As far as I unterstand you correctly, another benefit of this huge mathematical structure is to get rid of the axion, correct?

What about experimentally testable predictions beyond the standard model? Which particles and interactions do we have to find in order to prove the model? Which experiments can disprove the model?

Last edited: Dec 23, 2013
19. Dec 23, 2013

kneemo

Yes, it's a two-time formalism with an extra Sp(2,R) symmetry that can be gauge fixed down to 3+1 dimensions without leaving behind any Kaluza-Klein type modes or extra components of vector and spinor fields in the extra 1+1 dimensions. An action in d+2 dimensions requires a dilaton (as a singlet of SO(d,2)) in order to achieve two-time gauge symmetry. (Note: The 4+2-dimensional SM has SO(4,2) symmetry, which interestingly is also the isometry group of AdS_5.). The dilaton couples to the Higgs in a purely quartic potential where electroweak symmetry breaking by the Higgs is driven by the vev of the dilaton.

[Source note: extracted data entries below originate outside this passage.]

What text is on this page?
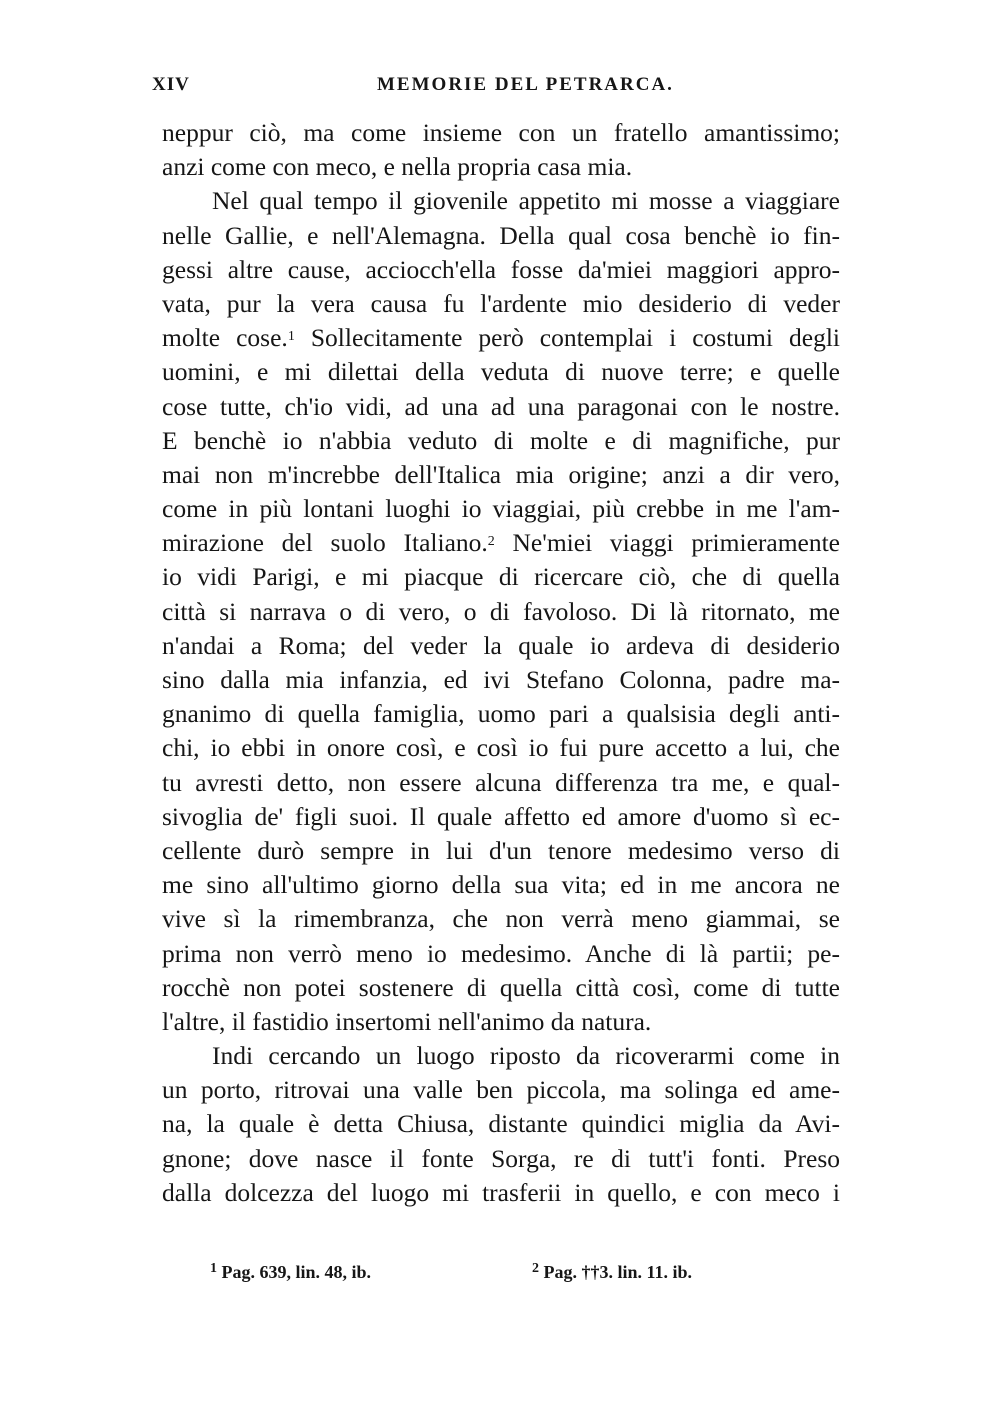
XIV	MEMORIE DEL PETRARCA.
neppur ciò, ma come insieme con un fratello amantissimo;
anzi come con meco, e nella propria casa mia.
Nel qual tempo il giovenile appetito mi mosse a viaggiare
nelle Gallie, e nell'Alemagna. Della qual cosa benchè io fin-
gessi altre cause, acciocch'ella fosse da'miei maggiori appro-
vata, pur la vera causa fu l'ardente mio desiderio di veder
molte cose.$^1$ Sollecitamente però contemplai i costumi degli
uomini, e mi dilettai della veduta di nuove terre; e quelle
cose tutte, ch'io vidi, ad una ad una paragonai con le nostre.
E benchè io n'abbia veduto di molte e di magnifiche, pur
mai non m'increbbe dell'Italica mia origine; anzi a dir vero,
come in più lontani luoghi io viaggiai, più crebbe in me l'am-
mirazione del suolo Italiano.$^2$ Ne'miei viaggi primieramente
io vidi Parigi, e mi piacque di ricercare ciò, che di quella
città si narrava o di vero, o di favoloso. Di là ritornato, me
n'andai a Roma; del veder la quale io ardeva di desiderio
sino dalla mia infanzia, ed ivi Stefano Colonna, padre ma-
gnanimo di quella famiglia, uomo pari a qualsisia degli anti-
chi, io ebbi in onore così, e così io fui pure accetto a lui, che
tu avresti detto, non essere alcuna differenza tra me, e qual-
sivoglia de' figli suoi. Il quale affetto ed amore d'uomo sì ec-
cellente durò sempre in lui d'un tenore medesimo verso di
me sino all'ultimo giorno della sua vita; ed in me ancora ne
vive sì la rimembranza, che non verrà meno giammai, se
prima non verrò meno io medesimo. Anche di là partii; pe-
rocchè non potei sostenere di quella città così, come di tutte
l'altre, il fastidio insertomi nell'animo da natura.
Indi cercando un luogo riposto da ricoverarmi come in
un porto, ritrovai una valle ben piccola, ma solinga ed ame-
na, la quale è detta Chiusa, distante quindici miglia da Avi-
gnone; dove nasce il fonte Sorga, re di tutt'i fonti. Preso
dalla dolcezza del luogo mi trasferii in quello, e con meco i
$^1$ Pag. 639, lin. 48, ib.	$^2$ Pag. ††3. lin. 11. ib.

The higher structure coming from 4+2 dimensions prevents the problematic F âˆ— F term in QCD from appearing in 3+1 dimensions, thus resolving the strong CP problem without the axion.

Bars' 4+2 SM predicts a Higgs-dilaton mixing. There are regions of parameter space where the mixing is large enough for the rates to diphoton and ZZ to receive observable corrections. Measurements ruling out Higgs-dilaton mixing can disprove Bars' proposed 4+2 model.

20. Dec 23, 2013

tom.stoer

Thanks. For me this is too much speculative input, but now I can make the relation to established physics.